Il a ainsi fait écho à la présidente de la Commission Ursula von der Leyen qui a exhorté l'Europe à "éliminer les entraves" internes à sa compétitivité, si elle veut devenir "un vrai géant mondial".
Devant le Parlement européen, l'ex-ministre allemande a estimé qu'il fallait éliminer "un par un" les obstacles qui nuisent à l'activité économique.
"Nos entreprises ont besoin de capitaux dès maintenant. Nous devons le faire cette année", a-t-elle lancé aux eurodéputés réunis à Strasbourg, avant de répéter son message à Anvers.
Dans la capitale des Flandres, le Premier ministre belge Bart De Wever a aussi estimé qu'il y avait "aujourd'hui un pistolet pointé sur le coeur de l'Europe, de son industrie et de sa compétitivité".
Même sentiment d'urgence pour le chancelier allemand.
"Après 25 ans de déclin progressif par rapport à nos principaux concurrents, il est temps de nouveau de prendre des décisions fortes", a déclaré Friedrich Merz devant les industriels, qui veut en priorité "déréguler tous les secteurs".
Mais des nuances fortes ont émergé sur les recettes à appliquer.
- "Préférence européenne" -
La "préférence européenne", idée longtemps portée par la France, est encore vue par plusieurs pays, notamment en matière de défense, comme une manière pour Paris de placer notamment les armements fabriqués en France.
Le dirigeant allemand a ouvert la voie à cette solution, mais réservée "uniquement à des secteurs stratégiques et seulement en dernier ressort". Surtout, au "Made in Europe", il a dit préférer l'approche "Made with Europe", ou "fabriqué avec l'Europe", qui risque de paraître insuffisante aux Français.
En face, Emmanuel Macron a martelé son plaidoyer pour des "eurobonds", une autre vieille idée très française relancée la veille pour financer des investissements massifs et rester dans la course face à Washington et Pékin.
"Si nous voulons investir suffisamment dans la défense et la sécurité spatiale, les technologies propres, l'intelligence artificielle et le quantique, transformer notre productivité et notre compétitivité, la seule solution est de recourir à l'émission d'une dette commune", a-t-il déclaré.

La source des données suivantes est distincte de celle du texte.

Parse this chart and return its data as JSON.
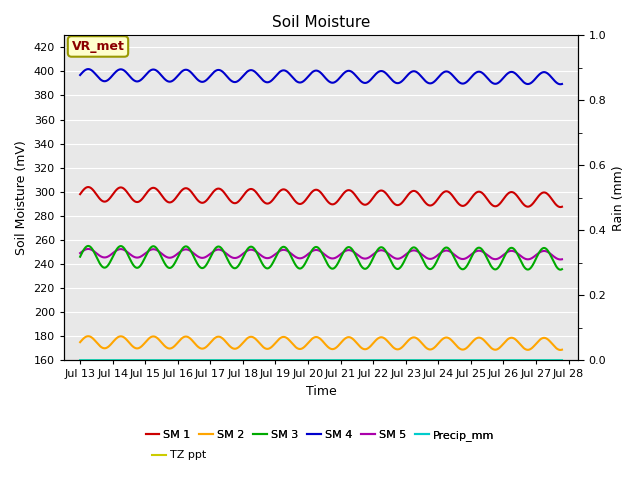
{
  "title": "Soil Moisture",
  "xlabel": "Time",
  "ylabel_left": "Soil Moisture (mV)",
  "ylabel_right": "Rain (mm)",
  "xlim_days": [
    12.5,
    28.3
  ],
  "ylim_left": [
    160,
    430
  ],
  "ylim_right": [
    0.0,
    1.0
  ],
  "yticks_left": [
    160,
    180,
    200,
    220,
    240,
    260,
    280,
    300,
    320,
    340,
    360,
    380,
    400,
    420
  ],
  "yticks_right": [
    0.0,
    0.2,
    0.4,
    0.6,
    0.8,
    1.0
  ],
  "xtick_labels": [
    "Jul 13",
    "Jul 14",
    "Jul 15",
    "Jul 16",
    "Jul 17",
    "Jul 18",
    "Jul 19",
    "Jul 20",
    "Jul 21",
    "Jul 22",
    "Jul 23",
    "Jul 24",
    "Jul 25",
    "Jul 26",
    "Jul 27",
    "Jul 28"
  ],
  "xtick_positions": [
    13,
    14,
    15,
    16,
    17,
    18,
    19,
    20,
    21,
    22,
    23,
    24,
    25,
    26,
    27,
    28
  ],
  "background_color": "#e8e8e8",
  "grid_color": "#ffffff",
  "annotation_text": "VR_met",
  "annotation_bg": "#ffffcc",
  "annotation_border": "#999900",
  "annotation_text_color": "#8b0000",
  "sm1_color": "#cc0000",
  "sm2_color": "#ffa500",
  "sm3_color": "#00aa00",
  "sm4_color": "#0000cc",
  "sm5_color": "#aa00aa",
  "precip_color": "#00cccc",
  "tz_color": "#cccc00",
  "sm1_base": 298,
  "sm1_amp": 6,
  "sm1_period": 1.0,
  "sm1_trend": -0.32,
  "sm2_base": 175,
  "sm2_amp": 5,
  "sm2_period": 1.0,
  "sm2_trend": -0.1,
  "sm3_base": 246,
  "sm3_amp": 9,
  "sm3_period": 1.0,
  "sm3_trend": -0.12,
  "sm4_base": 397,
  "sm4_amp": 5,
  "sm4_period": 1.0,
  "sm4_trend": -0.18,
  "sm5_base": 249,
  "sm5_amp": 3.5,
  "sm5_period": 1.0,
  "sm5_trend": -0.12,
  "linewidth": 1.5
}
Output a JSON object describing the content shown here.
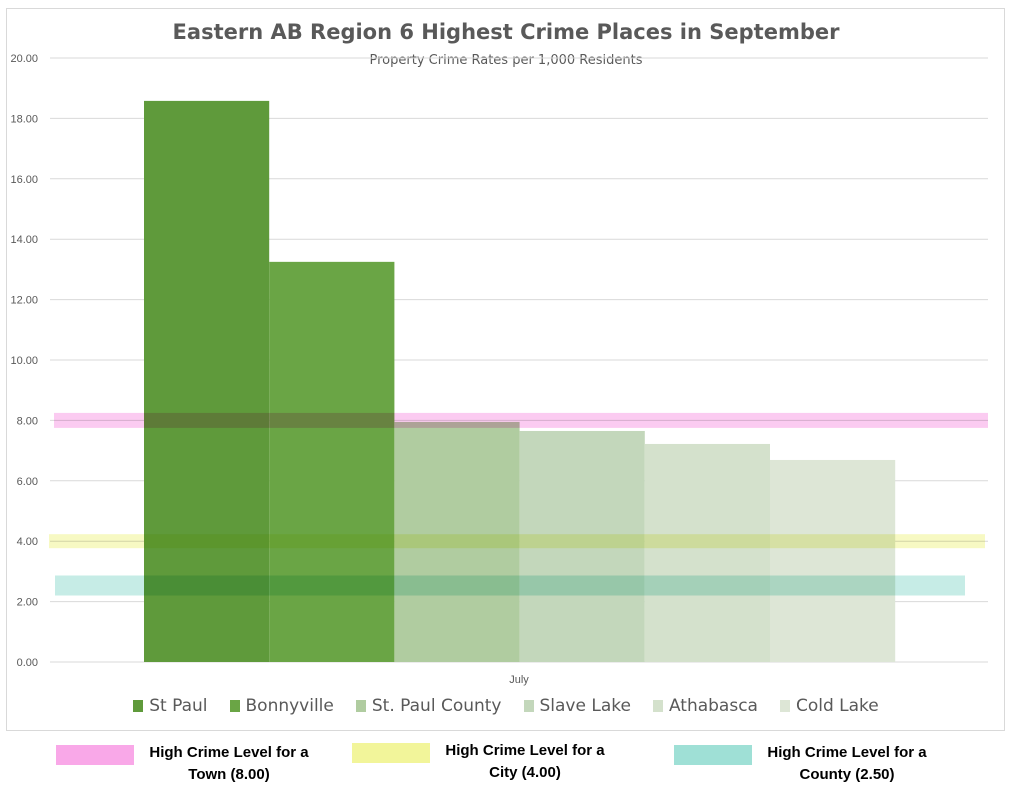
{
  "chart_data": {
    "type": "bar",
    "title": "Eastern AB Region 6 Highest Crime Places in September",
    "subtitle": "Property Crime Rates per 1,000 Residents",
    "categories": [
      "July"
    ],
    "series": [
      {
        "name": "St Paul",
        "values": [
          18.58
        ],
        "color": "#5f9a3b"
      },
      {
        "name": "Bonnyville",
        "values": [
          13.25
        ],
        "color": "#6aa545"
      },
      {
        "name": "St. Paul County",
        "values": [
          7.95
        ],
        "color": "#b0cca0"
      },
      {
        "name": "Slave Lake",
        "values": [
          7.65
        ],
        "color": "#c3d7bb"
      },
      {
        "name": "Athabasca",
        "values": [
          7.22
        ],
        "color": "#d4e1cc"
      },
      {
        "name": "Cold Lake",
        "values": [
          6.69
        ],
        "color": "#dde6d6"
      }
    ],
    "reference_bands": [
      {
        "label": "High Crime Level for a Town (8.00)",
        "value": 8.0,
        "color": "#f9a8e8"
      },
      {
        "label": "High Crime Level for a City (4.00)",
        "value": 4.0,
        "color": "#f2f59a"
      },
      {
        "label": "High Crime Level for a County (2.50)",
        "value": 2.5,
        "color": "#9fe0d6"
      }
    ],
    "ylim": [
      0,
      20
    ],
    "yticks": [
      "0.00",
      "2.00",
      "4.00",
      "6.00",
      "8.00",
      "10.00",
      "12.00",
      "14.00",
      "16.00",
      "18.00",
      "20.00"
    ],
    "grid": true,
    "legend": "bottom"
  }
}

Cette idée est défendue par la France depuis des années mais toujours repoussée par d'autres pays, dont l'Allemagne, qui ne l'a soutenue qu'à de rares exceptions, notamment pour relancer l'économie après la pandémie de Covid-19.
"Nous vivons une période totalement inédite", a affirmé Emmanuel Macron. "Nous devons donc accepter de prendre des mesures cruciales qui ne sont pas très communes dans la boîte à outils européenne classique".
Intervenant juste après lui, Friedrich Merz n'a même pas évoqué cette solution, critiquée dès mardi par une source gouvernementale allemande.
Le traditionnel moteur franco-allemand réussira-t-il à trouver une position commune, au moment où le chancelier semble se rapprocher de la Première ministre italienne Giorgia Meloni tandis que le président français approche de la fin de son mandat, dans un an?
Emmanuel Macron comme Ursula von der Leyen ont tous les deux estimé que faute d'accord à Vingt-Sept d'ici juin, les pays volontaires devront pouvoir avancer seuls sur certains volets dans le cadre de "coopérations renforcées".